Deal with non-functionals

Motivation

Product owners are normally more concerned about things you can do with the solution you are building than about the quality of what it can do. As a result, items turning up on the backlog are mostly related to a feature (as in, something the user can do) rather than overall quality. From the product owner's perspective, the team might be making good progress, whereas in reality what is getting produced will never be able to cope with what can be expected to happen when going live.

Applicability

Every project should carefully consider the quality related attributes that need to be addressed. That does not necessarily mean that all projects need to have the same non-functional requirements. In fact, in some cases, after short but conscious consideration, the decision might be to just ignore non-functional requirements altogether. (In case of a one-off script?)

Application

Setting proper objectives for non-functionals is not easy. The problem is: your product owner (ideally the money owner) might have a hard time understanding what these quality attributes are all about. Yet, at the same time, you want to make sure that the product owner backs the plan to address a particular quality requirement, so you do want them to understand what they are essentially asking for.

One way to address it is by avoiding scales that are (mostly) well understood by developers, but not by non-IT people. So, you just define your own scales that are meaningful in the minds of the product owners. In some cases, that means defining some higher-order quality requirements, from which you then derive the lower-level quality requirements with related measurable scales that can be translated in actual work to be done.
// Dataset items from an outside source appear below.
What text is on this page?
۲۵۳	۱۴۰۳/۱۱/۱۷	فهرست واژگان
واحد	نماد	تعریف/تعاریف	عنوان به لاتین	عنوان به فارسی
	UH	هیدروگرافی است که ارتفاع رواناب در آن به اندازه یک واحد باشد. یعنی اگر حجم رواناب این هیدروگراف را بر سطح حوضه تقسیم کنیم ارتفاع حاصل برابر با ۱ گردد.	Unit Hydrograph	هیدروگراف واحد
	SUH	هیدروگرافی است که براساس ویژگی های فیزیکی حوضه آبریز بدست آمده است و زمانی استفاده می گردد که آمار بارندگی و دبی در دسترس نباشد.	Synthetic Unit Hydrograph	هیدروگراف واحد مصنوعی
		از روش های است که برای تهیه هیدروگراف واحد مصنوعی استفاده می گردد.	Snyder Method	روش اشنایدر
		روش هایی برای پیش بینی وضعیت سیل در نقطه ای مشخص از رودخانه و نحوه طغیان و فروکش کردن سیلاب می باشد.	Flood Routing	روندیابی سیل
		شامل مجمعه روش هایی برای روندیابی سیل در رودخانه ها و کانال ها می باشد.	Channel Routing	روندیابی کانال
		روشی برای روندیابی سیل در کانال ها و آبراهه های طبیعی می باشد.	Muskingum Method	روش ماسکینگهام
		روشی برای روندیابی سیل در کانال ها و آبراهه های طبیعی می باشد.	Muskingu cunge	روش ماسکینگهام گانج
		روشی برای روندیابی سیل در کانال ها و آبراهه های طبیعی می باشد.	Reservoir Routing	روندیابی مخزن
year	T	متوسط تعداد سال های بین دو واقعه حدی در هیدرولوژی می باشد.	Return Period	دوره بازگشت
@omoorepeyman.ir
One way or the other, the quality requirements eventually need to be translated into user stories, or be woven into the definition of done of other stories. You need the product owner's awareness of the fact that you are going to work on this, and you do want him to understand the relevance of it all.

One of the best sources of working this way is probably Gilb's 'Competitive Engineering'. You might not need to adopt his language. In most cases, it will be fine to define your own, one that is based on terminology that is well understood by the team. Aim for the riskiest non-functional requirements first.

Consequences

Spending time on working out the quality requirements with your product owner is going to take time. Plan for it. Start early, and refine the requirements iteratively.